Entrepreneurs: Then and Now
Saturday, January 14th, 2:00 PM to 3:30 PM (at The History Center)
There is a long history of innovation and entrepreneurship in Ithaca and Tompkins County some of which is highlighted in the current exhibit entitled "Made in Tompkins County." This program will highlight the entrepreneurial spirit that has been evident in our community with a focus on the past 30 years and into the present. How has the entrepreneurial environment changed over the years and what has been the effect on the community? There will be a panel presentation followed by Q&A.
Common Threads: Textile Traditions in Tompkins County
Saturday, January 21st, 2:00 PM to 5:00 PM (at The History Center)
Visit The History Center in Tompkins County between 2 and 4 p.m. on Saturday, January 21, for demonstrations by crocheter Saundra Goodman, embroiderer Enikő Farkas, and the Tompkins County Quilters Guild. Afterwards, folklorist Hannah Davis of the
New York Folklore Society
New York State Council on the Arts
will discuss her documentation of traditional arts and culture in Tompkins County. Attendees are encouraged to interact with demonstrators, ask questions, and provide feedback. Refreshments will be provided.
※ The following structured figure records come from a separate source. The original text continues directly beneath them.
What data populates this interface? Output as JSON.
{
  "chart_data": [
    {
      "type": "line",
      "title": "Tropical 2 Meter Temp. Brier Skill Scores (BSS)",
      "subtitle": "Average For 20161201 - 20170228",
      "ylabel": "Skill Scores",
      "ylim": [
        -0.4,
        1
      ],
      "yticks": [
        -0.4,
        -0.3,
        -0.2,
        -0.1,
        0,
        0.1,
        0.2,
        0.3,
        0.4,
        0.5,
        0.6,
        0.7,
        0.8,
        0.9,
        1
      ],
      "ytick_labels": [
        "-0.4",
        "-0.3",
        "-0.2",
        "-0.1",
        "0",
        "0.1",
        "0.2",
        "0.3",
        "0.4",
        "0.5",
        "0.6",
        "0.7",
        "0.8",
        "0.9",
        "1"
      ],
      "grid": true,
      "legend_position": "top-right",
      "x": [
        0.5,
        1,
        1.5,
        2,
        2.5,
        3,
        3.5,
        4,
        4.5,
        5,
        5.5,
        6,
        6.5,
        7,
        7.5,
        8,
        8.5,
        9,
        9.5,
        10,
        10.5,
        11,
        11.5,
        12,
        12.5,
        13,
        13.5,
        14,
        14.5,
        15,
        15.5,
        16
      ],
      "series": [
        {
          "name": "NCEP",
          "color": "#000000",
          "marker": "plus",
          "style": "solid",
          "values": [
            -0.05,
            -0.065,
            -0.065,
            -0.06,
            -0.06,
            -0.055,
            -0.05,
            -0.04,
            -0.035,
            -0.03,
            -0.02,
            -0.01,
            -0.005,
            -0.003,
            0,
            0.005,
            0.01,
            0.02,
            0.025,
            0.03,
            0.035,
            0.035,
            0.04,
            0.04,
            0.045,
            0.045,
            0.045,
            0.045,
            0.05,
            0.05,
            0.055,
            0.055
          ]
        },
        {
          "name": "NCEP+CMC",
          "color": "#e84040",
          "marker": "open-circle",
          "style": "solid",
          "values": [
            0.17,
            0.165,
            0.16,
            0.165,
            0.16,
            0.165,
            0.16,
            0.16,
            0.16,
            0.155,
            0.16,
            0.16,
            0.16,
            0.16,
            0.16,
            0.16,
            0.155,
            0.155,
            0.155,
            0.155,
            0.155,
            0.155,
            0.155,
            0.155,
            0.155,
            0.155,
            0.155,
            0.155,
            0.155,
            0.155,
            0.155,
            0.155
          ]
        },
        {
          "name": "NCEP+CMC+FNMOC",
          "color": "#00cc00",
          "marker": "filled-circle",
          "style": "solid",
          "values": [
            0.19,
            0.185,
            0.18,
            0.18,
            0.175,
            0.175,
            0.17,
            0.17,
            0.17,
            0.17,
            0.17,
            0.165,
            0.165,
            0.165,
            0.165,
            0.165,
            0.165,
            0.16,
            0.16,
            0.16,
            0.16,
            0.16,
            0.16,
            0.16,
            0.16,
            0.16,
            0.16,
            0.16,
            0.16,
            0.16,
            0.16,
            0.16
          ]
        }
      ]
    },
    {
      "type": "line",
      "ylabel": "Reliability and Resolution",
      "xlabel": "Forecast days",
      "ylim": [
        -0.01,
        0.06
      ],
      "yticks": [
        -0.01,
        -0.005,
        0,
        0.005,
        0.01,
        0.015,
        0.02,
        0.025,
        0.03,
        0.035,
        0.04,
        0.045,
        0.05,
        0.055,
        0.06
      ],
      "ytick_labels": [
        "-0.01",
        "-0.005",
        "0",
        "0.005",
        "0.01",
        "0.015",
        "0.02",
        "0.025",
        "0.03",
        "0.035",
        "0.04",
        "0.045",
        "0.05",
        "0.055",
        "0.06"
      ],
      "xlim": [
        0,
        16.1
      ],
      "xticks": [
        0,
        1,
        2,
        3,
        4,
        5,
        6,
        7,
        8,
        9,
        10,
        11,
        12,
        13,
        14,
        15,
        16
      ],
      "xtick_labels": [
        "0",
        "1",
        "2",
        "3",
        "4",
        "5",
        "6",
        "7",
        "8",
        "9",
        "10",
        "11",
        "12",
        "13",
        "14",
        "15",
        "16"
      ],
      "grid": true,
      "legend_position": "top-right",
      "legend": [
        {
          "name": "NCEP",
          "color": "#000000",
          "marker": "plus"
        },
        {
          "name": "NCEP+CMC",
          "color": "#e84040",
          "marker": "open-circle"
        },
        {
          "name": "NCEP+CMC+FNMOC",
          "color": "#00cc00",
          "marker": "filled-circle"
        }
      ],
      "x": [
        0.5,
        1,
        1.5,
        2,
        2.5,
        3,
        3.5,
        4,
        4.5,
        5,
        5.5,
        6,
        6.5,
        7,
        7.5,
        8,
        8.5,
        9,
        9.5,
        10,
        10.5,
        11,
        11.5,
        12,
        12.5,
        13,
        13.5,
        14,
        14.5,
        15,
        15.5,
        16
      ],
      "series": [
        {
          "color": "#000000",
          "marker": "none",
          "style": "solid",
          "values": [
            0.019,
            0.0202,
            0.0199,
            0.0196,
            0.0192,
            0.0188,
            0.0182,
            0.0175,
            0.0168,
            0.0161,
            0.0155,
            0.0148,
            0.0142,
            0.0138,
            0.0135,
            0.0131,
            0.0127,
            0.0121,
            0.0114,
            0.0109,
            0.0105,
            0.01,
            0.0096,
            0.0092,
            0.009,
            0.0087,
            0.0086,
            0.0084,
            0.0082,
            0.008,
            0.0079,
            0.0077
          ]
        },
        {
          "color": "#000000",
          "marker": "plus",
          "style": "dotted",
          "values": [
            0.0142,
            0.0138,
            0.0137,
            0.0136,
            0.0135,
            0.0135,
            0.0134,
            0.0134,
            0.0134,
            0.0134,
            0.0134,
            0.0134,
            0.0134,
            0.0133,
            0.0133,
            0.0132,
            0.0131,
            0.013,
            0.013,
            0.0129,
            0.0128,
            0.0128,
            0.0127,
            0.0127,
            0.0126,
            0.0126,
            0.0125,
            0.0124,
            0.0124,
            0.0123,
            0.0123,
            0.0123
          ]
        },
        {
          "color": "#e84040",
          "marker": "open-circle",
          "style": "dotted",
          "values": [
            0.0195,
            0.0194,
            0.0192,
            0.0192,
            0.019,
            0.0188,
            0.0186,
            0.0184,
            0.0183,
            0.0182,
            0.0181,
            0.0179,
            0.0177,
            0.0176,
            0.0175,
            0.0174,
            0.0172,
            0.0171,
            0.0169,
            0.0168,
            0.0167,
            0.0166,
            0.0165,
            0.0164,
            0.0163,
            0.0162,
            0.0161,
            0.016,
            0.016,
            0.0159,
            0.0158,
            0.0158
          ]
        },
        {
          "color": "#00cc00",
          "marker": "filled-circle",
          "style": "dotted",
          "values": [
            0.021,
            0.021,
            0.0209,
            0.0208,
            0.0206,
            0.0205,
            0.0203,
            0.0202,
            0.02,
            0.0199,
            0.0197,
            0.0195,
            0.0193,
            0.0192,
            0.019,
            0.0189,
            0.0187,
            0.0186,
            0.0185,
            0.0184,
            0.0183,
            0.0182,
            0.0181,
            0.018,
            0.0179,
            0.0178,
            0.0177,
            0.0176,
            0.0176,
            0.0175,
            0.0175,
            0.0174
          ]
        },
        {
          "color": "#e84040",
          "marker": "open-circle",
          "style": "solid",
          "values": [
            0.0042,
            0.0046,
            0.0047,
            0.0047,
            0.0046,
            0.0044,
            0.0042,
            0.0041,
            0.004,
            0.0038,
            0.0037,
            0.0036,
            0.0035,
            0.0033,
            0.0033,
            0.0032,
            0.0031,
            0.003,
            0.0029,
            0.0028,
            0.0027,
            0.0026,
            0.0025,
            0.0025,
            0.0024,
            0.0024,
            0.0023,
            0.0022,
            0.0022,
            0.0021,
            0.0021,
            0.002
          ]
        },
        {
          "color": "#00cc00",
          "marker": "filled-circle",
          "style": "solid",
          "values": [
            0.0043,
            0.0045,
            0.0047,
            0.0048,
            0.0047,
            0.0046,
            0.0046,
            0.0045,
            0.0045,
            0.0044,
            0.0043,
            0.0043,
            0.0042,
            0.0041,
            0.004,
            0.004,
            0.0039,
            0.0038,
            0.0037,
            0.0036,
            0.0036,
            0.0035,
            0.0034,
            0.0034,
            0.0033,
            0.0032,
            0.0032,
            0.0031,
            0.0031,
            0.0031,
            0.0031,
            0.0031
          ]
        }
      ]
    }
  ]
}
Save the Date: Panel discussion "Businesses in our Midst that Value Place"
Saturday, February 4th, 2:00 PM to 3:30 PM (at The History Center)
There are Tompkins County businesses for which place matters from any number of perspectives such as location, workforce, access to technology, branding, entrepreneurial spirit, lifestyle and community connections. There will be a panel presentation followed by a discussion with the audience.
From the Collection
City Hall Model
A Model of the old Ithaca City Hall, 1990
by Charles W. Barber
This model of the old Ithaca City Hall was built in 1990 by Charles W. Barber, a former City of Ithaca engineer. It is made of balsa wood and foam core. Brian Nevin donated it to our collection in 1994.
The original Ithaca Village Hall was designed in 1842 by Isaac and Caleb Earl and finished in 1844. When Ithaca became a city in 1888 the Village Hall served as City Hall until 1965. Located on the northeast corner of Seneca and Tioga Streets, this brick building was built in the Greek Revival style. Throughout the 19th century, the fire department, and its horses, were housed on the ground floor and the main floor above provided space for concerts and plays as well as for public functions. In the 20th century the building served as headquarters for the fire and police departments, the city clerk's office, the mayor's office, and the City Hall.
Over half of the 20th century, various complaints were made about the building: about its faulty roof, its poor ventilation, its inability to comply with state requirements for fire safety for public buildings, and, not least, its unpleasant-smelling lower level. The building was demolished in 1965 and the Seneca Street parking garage occupies the site now. This loss helped to stimulate the formation of Historic Ithaca, a nonprofit organization devoted to the preservation of Ithaca's architectural heritage.